One example by itself already refutes the idea that the Bible says the just punishment is doing to people what they have done to others in all cases of mistreatment.  Lex Talionis, summarized by the phrase "eye for eye", is exclusively reserved, as Exodus 221:22-25 already clarified just before verses 26-27, to general permanent injuries (see also Leviticus 24:19-21).  Nonlethal, nonsexual physical assault without permanent injury is punished by monetary means (Exodus 21:18-19, 22) or, concerning the attack of a person's parents by their child, by execution, no matter the severity of the assault (Exodus 21:15).  Kidnapping, which can involve direct physical contact, is also a capital sin (Exodus 21:16).

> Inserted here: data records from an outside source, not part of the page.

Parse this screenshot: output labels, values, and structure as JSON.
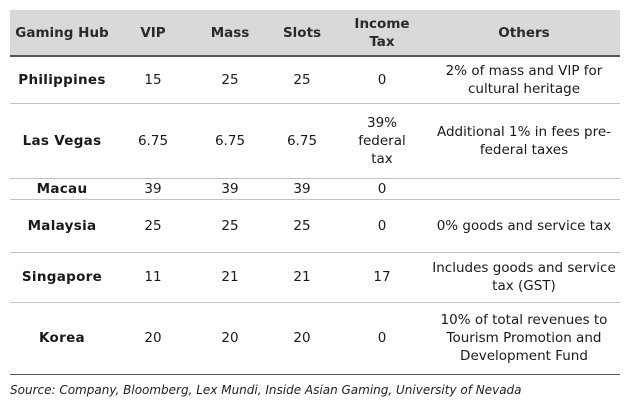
{
  "headers": [
    "Gaming Hub",
    "VIP",
    "Mass",
    "Slots",
    "Income Tax",
    "Others"
  ],
  "rows": [
    {
      "hub": "Philippines",
      "vip": "15",
      "mass": "25",
      "slots": "25",
      "income_tax": "0",
      "others": "2% of mass and VIP for cultural heritage"
    },
    {
      "hub": "Las Vegas",
      "vip": "6.75",
      "mass": "6.75",
      "slots": "6.75",
      "income_tax": "39% federal tax",
      "others": "Additional 1% in fees pre-federal taxes"
    },
    {
      "hub": "Macau",
      "vip": "39",
      "mass": "39",
      "slots": "39",
      "income_tax": "0",
      "others": ""
    },
    {
      "hub": "Malaysia",
      "vip": "25",
      "mass": "25",
      "slots": "25",
      "income_tax": "0",
      "others": "0% goods and service tax"
    },
    {
      "hub": "Singapore",
      "vip": "11",
      "mass": "21",
      "slots": "21",
      "income_tax": "17",
      "others": "Includes goods and service tax (GST)"
    },
    {
      "hub": "Korea",
      "vip": "20",
      "mass": "20",
      "slots": "20",
      "income_tax": "0",
      "others": "10% of total revenues to Tourism Promotion and Development Fund"
    }
  ],
  "source": "Source: Company, Bloomberg, Lex Mundi, Inside Asian Gaming, University of Nevada"
}
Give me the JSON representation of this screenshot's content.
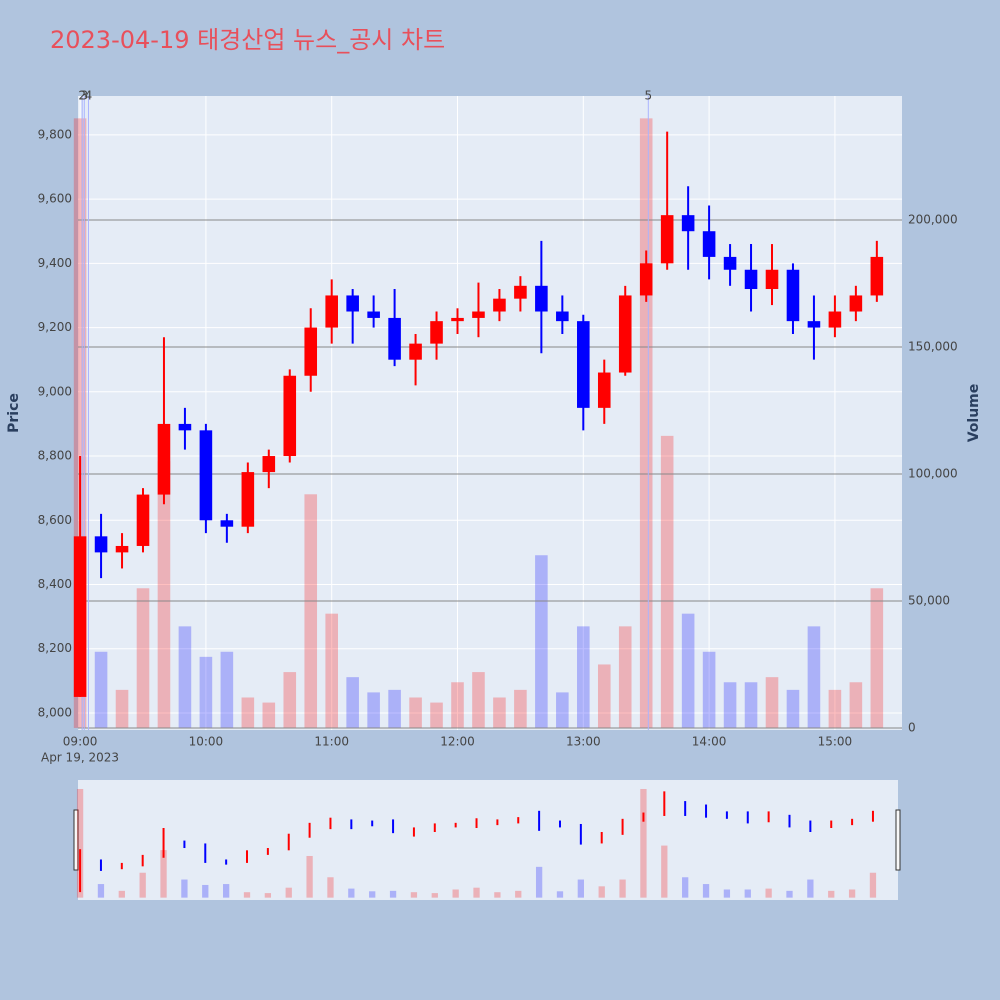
{
  "chart_data": {
    "type": "candlestick",
    "title": "2023-04-19 태경산업 뉴스_공시 차트",
    "y_label": "Price",
    "y2_label": "Volume",
    "x_date_label": "Apr 19, 2023",
    "x": [
      "2023-04-19 09:00",
      "2023-04-19 09:10",
      "2023-04-19 09:20",
      "2023-04-19 09:30",
      "2023-04-19 09:40",
      "2023-04-19 09:50",
      "2023-04-19 10:00",
      "2023-04-19 10:10",
      "2023-04-19 10:20",
      "2023-04-19 10:30",
      "2023-04-19 10:40",
      "2023-04-19 10:50",
      "2023-04-19 11:00",
      "2023-04-19 11:10",
      "2023-04-19 11:20",
      "2023-04-19 11:30",
      "2023-04-19 11:40",
      "2023-04-19 11:50",
      "2023-04-19 12:00",
      "2023-04-19 12:10",
      "2023-04-19 12:20",
      "2023-04-19 12:30",
      "2023-04-19 12:40",
      "2023-04-19 12:50",
      "2023-04-19 13:00",
      "2023-04-19 13:10",
      "2023-04-19 13:20",
      "2023-04-19 13:30",
      "2023-04-19 13:40",
      "2023-04-19 13:50",
      "2023-04-19 14:00",
      "2023-04-19 14:10",
      "2023-04-19 14:20",
      "2023-04-19 14:30",
      "2023-04-19 14:40",
      "2023-04-19 14:50",
      "2023-04-19 15:00",
      "2023-04-19 15:10",
      "2023-04-19 15:20"
    ],
    "open": [
      8050,
      8550,
      8500,
      8520,
      8680,
      8900,
      8880,
      8600,
      8580,
      8750,
      8800,
      9050,
      9200,
      9300,
      9250,
      9230,
      9100,
      9150,
      9220,
      9230,
      9250,
      9290,
      9330,
      9250,
      9220,
      8950,
      9060,
      9300,
      9400,
      9550,
      9500,
      9420,
      9380,
      9320,
      9380,
      9220,
      9200,
      9250,
      9300
    ],
    "high": [
      8800,
      8620,
      8560,
      8700,
      9170,
      8950,
      8900,
      8620,
      8780,
      8820,
      9070,
      9260,
      9350,
      9320,
      9300,
      9320,
      9180,
      9250,
      9260,
      9340,
      9320,
      9360,
      9470,
      9300,
      9240,
      9100,
      9330,
      9440,
      9810,
      9640,
      9580,
      9460,
      9460,
      9460,
      9400,
      9300,
      9300,
      9330,
      9470
    ],
    "low": [
      8050,
      8420,
      8450,
      8500,
      8650,
      8820,
      8560,
      8530,
      8560,
      8700,
      8780,
      9000,
      9150,
      9150,
      9200,
      9080,
      9020,
      9100,
      9180,
      9170,
      9220,
      9250,
      9120,
      9180,
      8880,
      8900,
      9050,
      9280,
      9380,
      9380,
      9350,
      9330,
      9250,
      9270,
      9180,
      9100,
      9170,
      9220,
      9280
    ],
    "close": [
      8550,
      8500,
      8520,
      8680,
      8900,
      8880,
      8600,
      8580,
      8750,
      8800,
      9050,
      9200,
      9300,
      9250,
      9230,
      9100,
      9150,
      9220,
      9230,
      9250,
      9290,
      9330,
      9250,
      9220,
      8950,
      9060,
      9300,
      9400,
      9550,
      9500,
      9420,
      9380,
      9320,
      9380,
      9220,
      9200,
      9250,
      9300,
      9420
    ],
    "volume": [
      240000,
      30000,
      15000,
      55000,
      105000,
      40000,
      28000,
      30000,
      12000,
      10000,
      22000,
      92000,
      45000,
      20000,
      14000,
      15000,
      12000,
      10000,
      18000,
      22000,
      12000,
      15000,
      68000,
      14000,
      40000,
      25000,
      40000,
      240000,
      115000,
      45000,
      30000,
      18000,
      18000,
      20000,
      15000,
      40000,
      15000,
      18000,
      55000
    ],
    "up_color": "#ff0000",
    "down_color": "#0000ff",
    "annotations": [
      {
        "x": "2023-04-19 09:01",
        "label": "2"
      },
      {
        "x": "2023-04-19 09:02",
        "label": "3"
      },
      {
        "x": "2023-04-19 09:04",
        "label": "4"
      },
      {
        "x": "2023-04-19 13:31",
        "label": "5"
      }
    ],
    "xlim": [
      "2023-04-19 08:59",
      "2023-04-19 15:32"
    ],
    "xticks": [
      {
        "value": "2023-04-19 09:00",
        "label": "09:00"
      },
      {
        "value": "2023-04-19 10:00",
        "label": "10:00"
      },
      {
        "value": "2023-04-19 11:00",
        "label": "11:00"
      },
      {
        "value": "2023-04-19 12:00",
        "label": "12:00"
      },
      {
        "value": "2023-04-19 13:00",
        "label": "13:00"
      },
      {
        "value": "2023-04-19 14:00",
        "label": "14:00"
      },
      {
        "value": "2023-04-19 15:00",
        "label": "15:00"
      }
    ],
    "ylim": [
      7947,
      9921
    ],
    "yticks": [
      {
        "value": 8000,
        "label": "8,000"
      },
      {
        "value": 8200,
        "label": "8,200"
      },
      {
        "value": 8400,
        "label": "8,400"
      },
      {
        "value": 8600,
        "label": "8,600"
      },
      {
        "value": 8800,
        "label": "8,800"
      },
      {
        "value": 9000,
        "label": "9,000"
      },
      {
        "value": 9200,
        "label": "9,200"
      },
      {
        "value": 9400,
        "label": "9,400"
      },
      {
        "value": 9600,
        "label": "9,600"
      },
      {
        "value": 9800,
        "label": "9,800"
      }
    ],
    "y2lim": [
      -800,
      248800
    ],
    "y2ticks": [
      0,
      {
        "value": 50000,
        "label": "50,000"
      },
      {
        "value": 100000,
        "label": "100,000"
      },
      {
        "value": 150000,
        "label": "150,000"
      },
      {
        "value": 200000,
        "label": "200,000"
      }
    ],
    "grid": true
  }
}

Since showing verbal contempt for a judge of Mosaic Law is likewise deserving of death, the same would have to be the case for attacking them (Deuteronomy 17:12).  Sexual assaults are punished with either loss of the offending hand in instances short of rape (Deuteronomy 25:11-12) or death for rape itself (Deuteronomy 22:25-27), which can be committed by or against either gender.  Because servants often worked to pay off debt, such as when they did not have the means to pay restitution for specific sins like those of Exodus 21:18-19 or Numbers 5:5-7 (and as Exodus 22:3 acknowledges), the cancellation of their full leftover debt and immediate freedom from their abuser are what the Bible prescribes for them as according to Exodus 21:26-27.  Apart from the fact that corporal punishment should also never go above 40 lashes no matter what (Deuteronomy 25:1-3), it is clear many times over with miscellaneous examples that it is unjust to universally do to people as they have done to others, even in some circumstances where permanent injury is inflicted in a nonsexual assault.  Exodus 21:26-27 by itself still affirms this.